Romanesque columns in the priory church
Romanesque columns
in the priory church

Proximity to Scotland meant that the monks were threatened by raids from the north. They were forced to fortify the Priory, but they could not afford to pay for soldiers to garrison the fortifications.

The Vikings may have forced the monks of Lindisfarne to flee in the 8th century, but Henry VIII went one better and ended the Priory completely in his Dissolution of the Monasteries. The Priory was one of the first to be suppressed, closing its doors in 1537.

Rather than being sold off or left to decay like so many other monasteries the priory ruins were used to help fortify Holy Island against attack.

The passage of time did what Henry VIII did not, and by the 18th century the 12th-century remains were crumbling into decay. Yet that very state of decay made them a magnet for artists, who came to paint the romantic ruins.

The core of the site we see today is the priory church, built around 1150. The most famous feature is the slender 'rainbow arch', which is simply a rib from the vaulting built to support the crossing vault under the tower.

When the tower fell down in the late 18th century the arch somehow survived intact, a soaring, elegant reminder of the beautiful medieval building that once stood here.

Lindisfarne Priory has as much in common with a medieval castle as it does with a monastery. Beside the church are ruins of the domestic quarters, and linked to that are the fortified gateway, defended by an imposing 14th-century barbican projecting out from the inner wall. Beyond this are the outer walls, with a range of buildings erected in the late medieval period as part of the Priory defences. A walkway still exists atop the fortified west wall.
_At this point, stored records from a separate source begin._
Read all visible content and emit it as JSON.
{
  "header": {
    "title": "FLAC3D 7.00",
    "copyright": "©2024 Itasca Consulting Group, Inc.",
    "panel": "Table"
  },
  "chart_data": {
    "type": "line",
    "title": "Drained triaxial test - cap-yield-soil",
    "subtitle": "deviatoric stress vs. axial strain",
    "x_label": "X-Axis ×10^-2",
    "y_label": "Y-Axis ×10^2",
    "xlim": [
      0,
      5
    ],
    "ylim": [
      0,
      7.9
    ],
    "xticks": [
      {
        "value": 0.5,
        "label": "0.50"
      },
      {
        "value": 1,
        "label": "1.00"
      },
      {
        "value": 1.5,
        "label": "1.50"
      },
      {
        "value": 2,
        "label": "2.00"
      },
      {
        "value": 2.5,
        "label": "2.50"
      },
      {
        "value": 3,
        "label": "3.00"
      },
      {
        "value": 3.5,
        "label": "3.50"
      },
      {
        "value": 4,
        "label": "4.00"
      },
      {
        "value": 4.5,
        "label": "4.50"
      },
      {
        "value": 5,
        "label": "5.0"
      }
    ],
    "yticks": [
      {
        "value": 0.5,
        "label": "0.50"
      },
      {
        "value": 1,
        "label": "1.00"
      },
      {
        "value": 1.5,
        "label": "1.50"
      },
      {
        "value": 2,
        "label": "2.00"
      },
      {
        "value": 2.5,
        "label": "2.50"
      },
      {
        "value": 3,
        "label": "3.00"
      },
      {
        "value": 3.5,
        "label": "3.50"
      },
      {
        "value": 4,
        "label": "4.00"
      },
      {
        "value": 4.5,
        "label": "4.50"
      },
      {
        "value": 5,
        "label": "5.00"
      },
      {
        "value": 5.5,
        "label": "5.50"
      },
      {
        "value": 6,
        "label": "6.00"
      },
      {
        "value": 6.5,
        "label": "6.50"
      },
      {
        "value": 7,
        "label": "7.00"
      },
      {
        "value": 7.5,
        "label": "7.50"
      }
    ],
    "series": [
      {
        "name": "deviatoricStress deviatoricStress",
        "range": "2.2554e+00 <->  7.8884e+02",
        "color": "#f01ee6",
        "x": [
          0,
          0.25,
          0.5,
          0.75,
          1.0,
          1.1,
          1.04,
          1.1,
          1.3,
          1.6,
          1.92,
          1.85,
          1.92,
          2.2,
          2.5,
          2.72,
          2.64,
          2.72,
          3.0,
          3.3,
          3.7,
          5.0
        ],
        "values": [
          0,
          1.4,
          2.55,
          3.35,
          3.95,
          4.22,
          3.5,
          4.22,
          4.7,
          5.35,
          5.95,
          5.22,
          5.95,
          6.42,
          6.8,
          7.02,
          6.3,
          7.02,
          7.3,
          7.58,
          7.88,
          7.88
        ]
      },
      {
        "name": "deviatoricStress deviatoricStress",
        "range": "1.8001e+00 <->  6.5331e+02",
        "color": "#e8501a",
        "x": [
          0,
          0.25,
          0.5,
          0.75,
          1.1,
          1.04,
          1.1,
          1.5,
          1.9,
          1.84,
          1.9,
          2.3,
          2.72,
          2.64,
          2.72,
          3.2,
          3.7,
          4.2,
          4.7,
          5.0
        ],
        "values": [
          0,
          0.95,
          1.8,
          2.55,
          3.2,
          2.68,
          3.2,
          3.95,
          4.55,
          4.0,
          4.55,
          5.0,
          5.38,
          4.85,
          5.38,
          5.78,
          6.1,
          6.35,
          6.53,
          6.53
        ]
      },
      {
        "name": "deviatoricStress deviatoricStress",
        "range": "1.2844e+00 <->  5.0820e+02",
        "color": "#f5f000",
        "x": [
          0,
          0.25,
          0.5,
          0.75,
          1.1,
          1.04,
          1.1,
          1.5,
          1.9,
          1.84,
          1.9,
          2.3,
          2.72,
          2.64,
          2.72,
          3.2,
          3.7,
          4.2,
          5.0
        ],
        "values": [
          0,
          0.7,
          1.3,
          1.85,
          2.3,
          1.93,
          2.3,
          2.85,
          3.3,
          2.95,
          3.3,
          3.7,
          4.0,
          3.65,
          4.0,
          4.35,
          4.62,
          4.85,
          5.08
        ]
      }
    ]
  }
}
Near the Priory entrance is the lovely parish church of St Mary, and between the church and priory is a Saxon cross base. At the southern edge of the Priory enclosure is a ridge called the Heugh. From the top of the Heugh you can see what remains of the 16th and 17th-century defences built to protect the harbour.


I've been to Lindisfarne Priory twice, and both occasions are etched firmly on my memory. Whether it is the inaccessibility of the island or the sheer aura of something special in the air, Lindisfarne is a truly unforgettable place to visit.

The aura of history is tangible. You can look out from the priory and see the rocky islet where St Cuthbert had his hermit cell, and look north to the striking remains of Lindisfarne Castle. This is one of the great historic sites of England.